Respondent offered no evidence, the court having dismissed the action upon appellant’s evidence, after appellant had rested her case. The cause was decided upon appellant’s evidence only, elicited on direct and cross-examination.
Appellant argues that, as respondent’s answer consisted only of a general denial of the allegations of the complaint, testimony concerning lack of consideration for the note was inadmissible. Her counsel’s objection to the cross-examination of appellant, based upon this ground, was overruled by the trial court, appellant preserving an exception to the court’s ruling.
The rule is stated in 21 R. C. L. 566, § 123, as follows:
“The well established rule is that the general denial puts in issue every fact included within the allegations of the petition which the plaintiff is bound to prove in order to recover. And so, any fact which goes to destroy, not to avoid, the plaintiff’s cause of action is provable under the general denial. . . . Every defense, general or special, meritorious or technical, may be made under a general denial.”
In McNeff v. Capistran, 120 Wash. 498, 208 Pac. 41, this court said:
“A general denial, under the code, is the equivalent of the general issue at comon law, and puts in issue not only the direct averments of thé pleading, but those that are implied from such direct averments as well. Peters v. McPherson, 62 Wash. 496, 114 Pac. 188.”
In the case of Clark County Agricultural Credit Corp. of Washougal v. Hiim, 177 Wash. 251, 31 P. (2d) 905, we said:
“A general denial, under the code, is the equivalent of the general issue at the common law. McNeff v. Capistran, 120 Wash. 498, 208 Pac. 41. The rule is well established that the general denial puts in issue every fact included within the allegations of the complaint which the plaintiff is bound to prove in order to recover. Any fact which goes to destroy, not to avoid, the plaintiff’s cause of action is provable under the general denial. 21 R.C.L., p. 566.”

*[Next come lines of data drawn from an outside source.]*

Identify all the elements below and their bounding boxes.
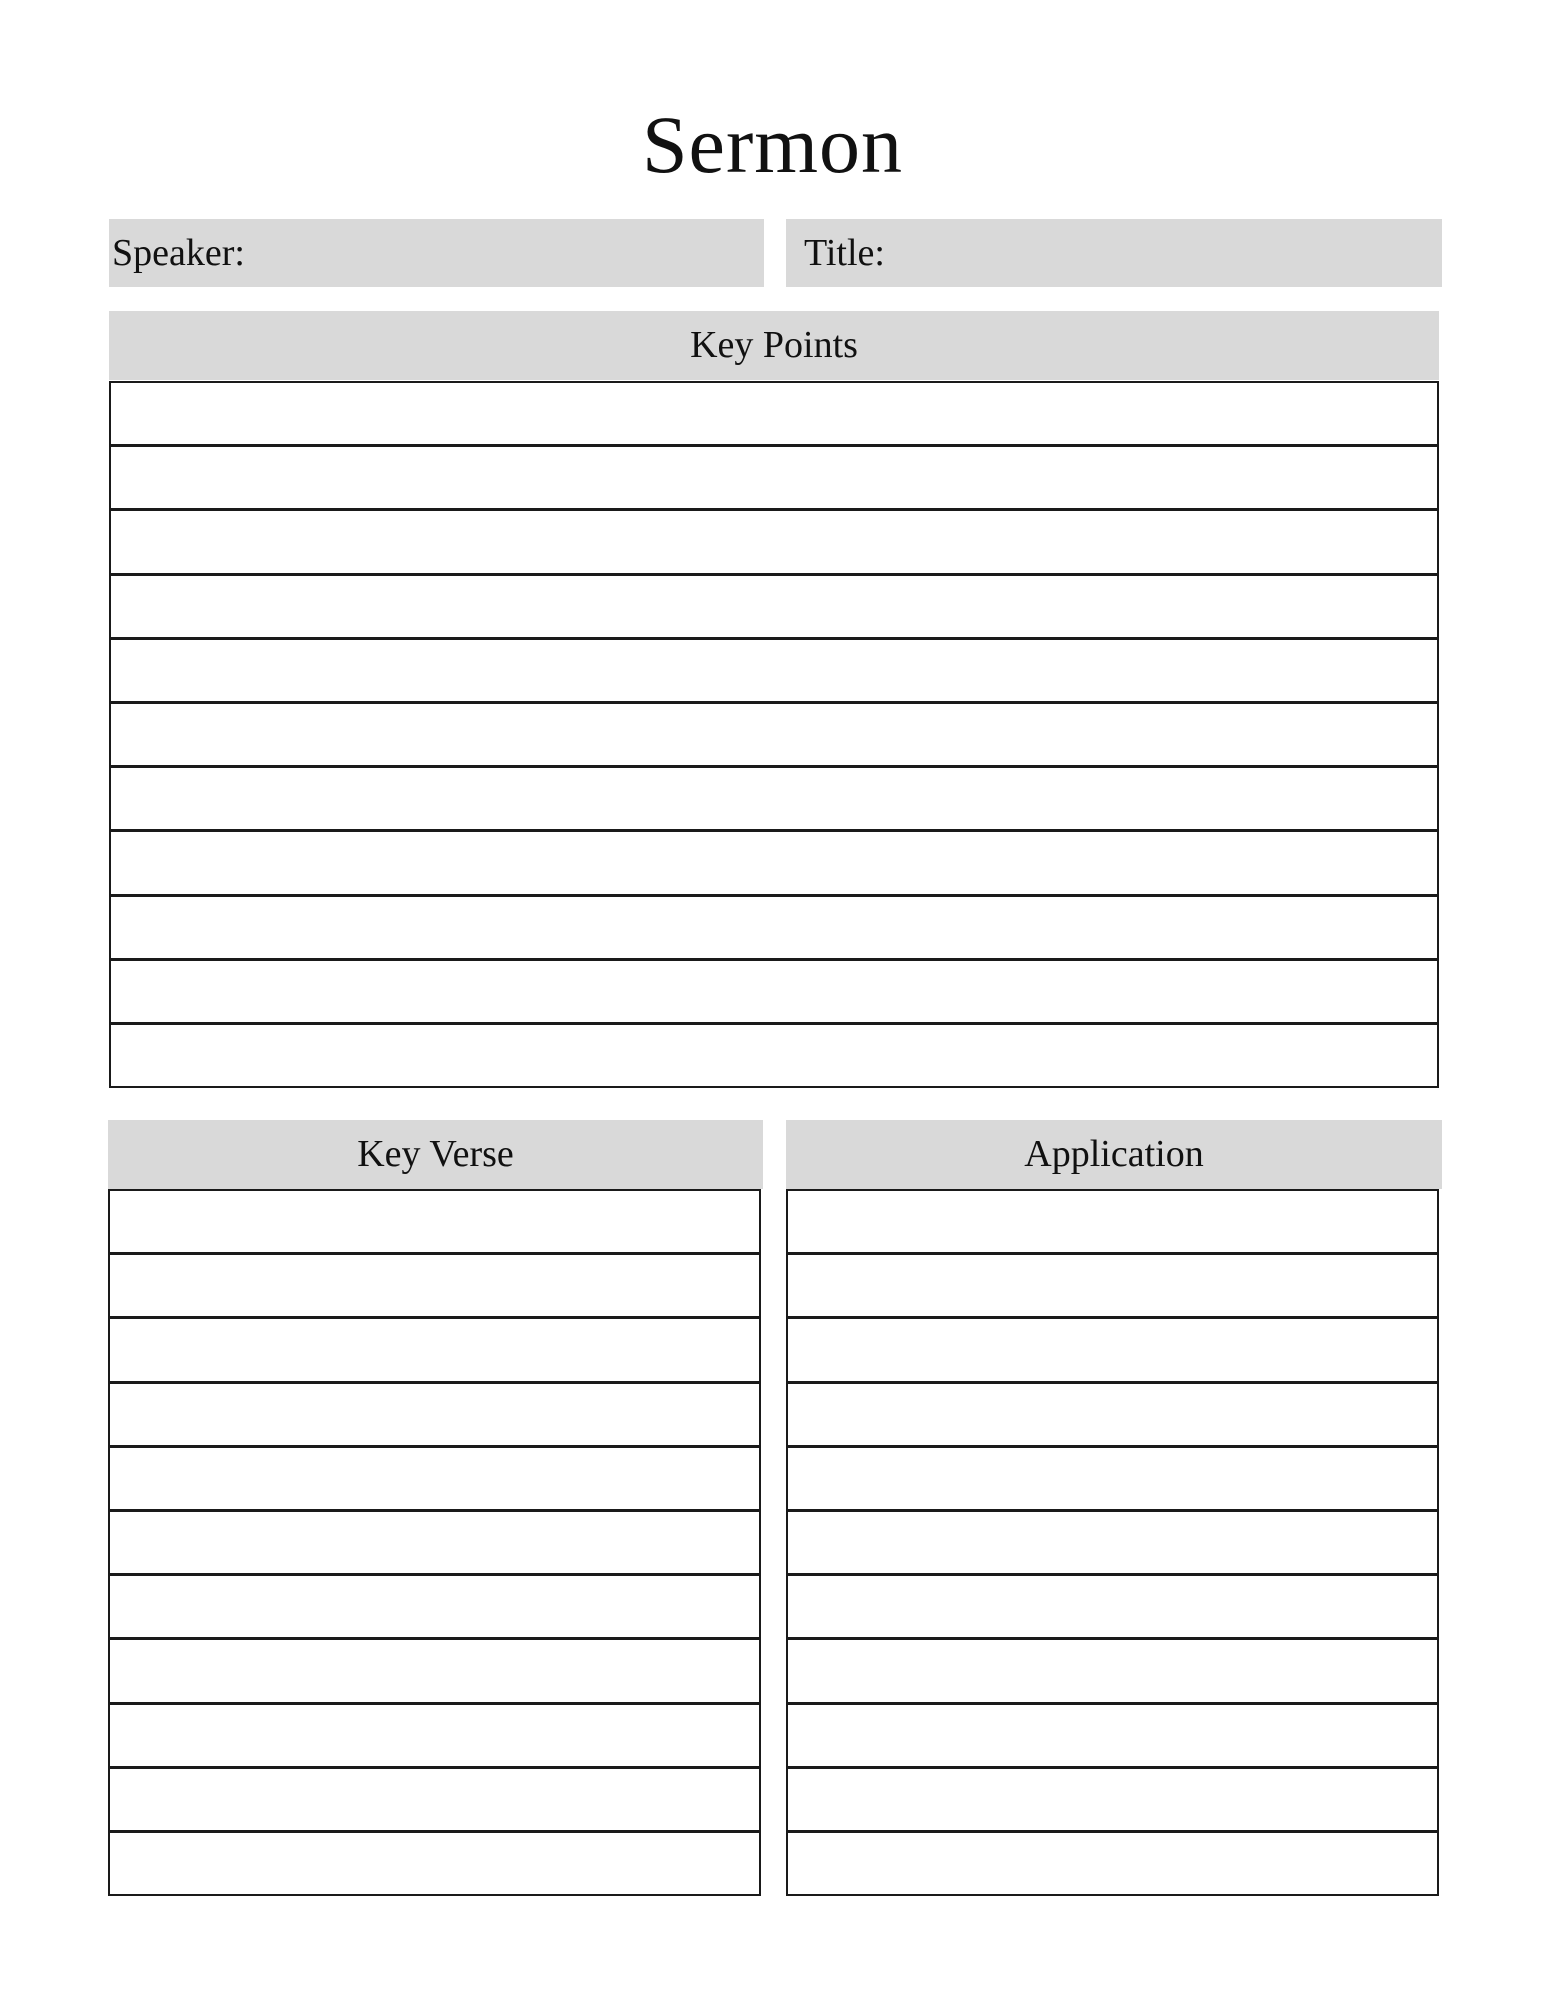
note-line[interactable] <box>786 1831 1439 1896</box>
note-line[interactable] <box>109 830 1439 895</box>
note-line[interactable] <box>108 1831 761 1896</box>
note-line[interactable] <box>786 1382 1439 1447</box>
note-line[interactable] <box>786 1317 1439 1382</box>
title-field[interactable] <box>786 219 1442 287</box>
note-line[interactable] <box>108 1638 761 1703</box>
note-line[interactable] <box>108 1510 761 1575</box>
key-verse-header: Key Verse <box>108 1120 763 1189</box>
application-lines <box>786 1189 1439 1896</box>
note-line[interactable] <box>108 1382 761 1447</box>
speaker-field[interactable] <box>109 219 764 287</box>
note-line[interactable] <box>109 381 1439 446</box>
note-line[interactable] <box>109 445 1439 510</box>
note-line[interactable] <box>786 1767 1439 1832</box>
note-line[interactable] <box>108 1446 761 1511</box>
note-line[interactable] <box>108 1767 761 1832</box>
key-verse-lines <box>108 1189 761 1896</box>
note-line[interactable] <box>108 1253 761 1318</box>
title-label: Title: <box>804 232 885 274</box>
note-line[interactable] <box>109 766 1439 831</box>
note-line[interactable] <box>786 1253 1439 1318</box>
note-line[interactable] <box>109 895 1439 960</box>
note-line[interactable] <box>108 1317 761 1382</box>
key-points-header: Key Points <box>109 311 1439 380</box>
note-line[interactable] <box>108 1574 761 1639</box>
note-line[interactable] <box>786 1446 1439 1511</box>
key-points-lines <box>109 381 1439 1088</box>
note-line[interactable] <box>109 509 1439 574</box>
note-line[interactable] <box>786 1703 1439 1768</box>
note-line[interactable] <box>108 1703 761 1768</box>
page-title: Sermon <box>641 99 904 190</box>
note-line[interactable] <box>786 1189 1439 1254</box>
note-line[interactable] <box>109 959 1439 1024</box>
note-line[interactable] <box>109 574 1439 639</box>
note-line[interactable] <box>109 638 1439 703</box>
note-line[interactable] <box>786 1638 1439 1703</box>
application-header: Application <box>786 1120 1442 1189</box>
note-line[interactable] <box>109 702 1439 767</box>
note-line[interactable] <box>109 1023 1439 1088</box>
note-line[interactable] <box>786 1574 1439 1639</box>
note-line[interactable] <box>108 1189 761 1254</box>
speaker-label: Speaker: <box>112 232 245 274</box>
note-line[interactable] <box>786 1510 1439 1575</box>
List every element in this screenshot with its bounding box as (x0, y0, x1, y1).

The authorities relied upon by appellant in this connection, to the effect that the defense of lack of consideration must be affirmatively pleaded, are not here in point, as the court properly held that, from appellant’s own testimony, no cause of action upon the note in suit was shown. On cross-examination, respondent’s counsel had the right to question appellant concerning the circumstances pursuant to which the note was signed.
As above stated, a formal order of default was entered August 7, 1950, against Walter Sinko. It nowhere appears from the record before us that, after the close of the trial, appellant ever requested the trial court to enter any judgment in her favor against her brother.
Appellant also assigns error upon the refusal of the trial court to make and enter findings of fact, conclusions of law, and judgment as proposed by appellant, and upon the court’s refusal to enter judgment against “the community of Walter Sinko and his wife Thora Sinko.”
From the record before us, it appears that appellant was not entitled to judgment upon the note in suit against respondent Thora Sinko or against the community of Walter Sinko and Thora Sinko, and appellant’s assignments of error are without merit.
The record is free from error, and the judgment appealed from is affirmed.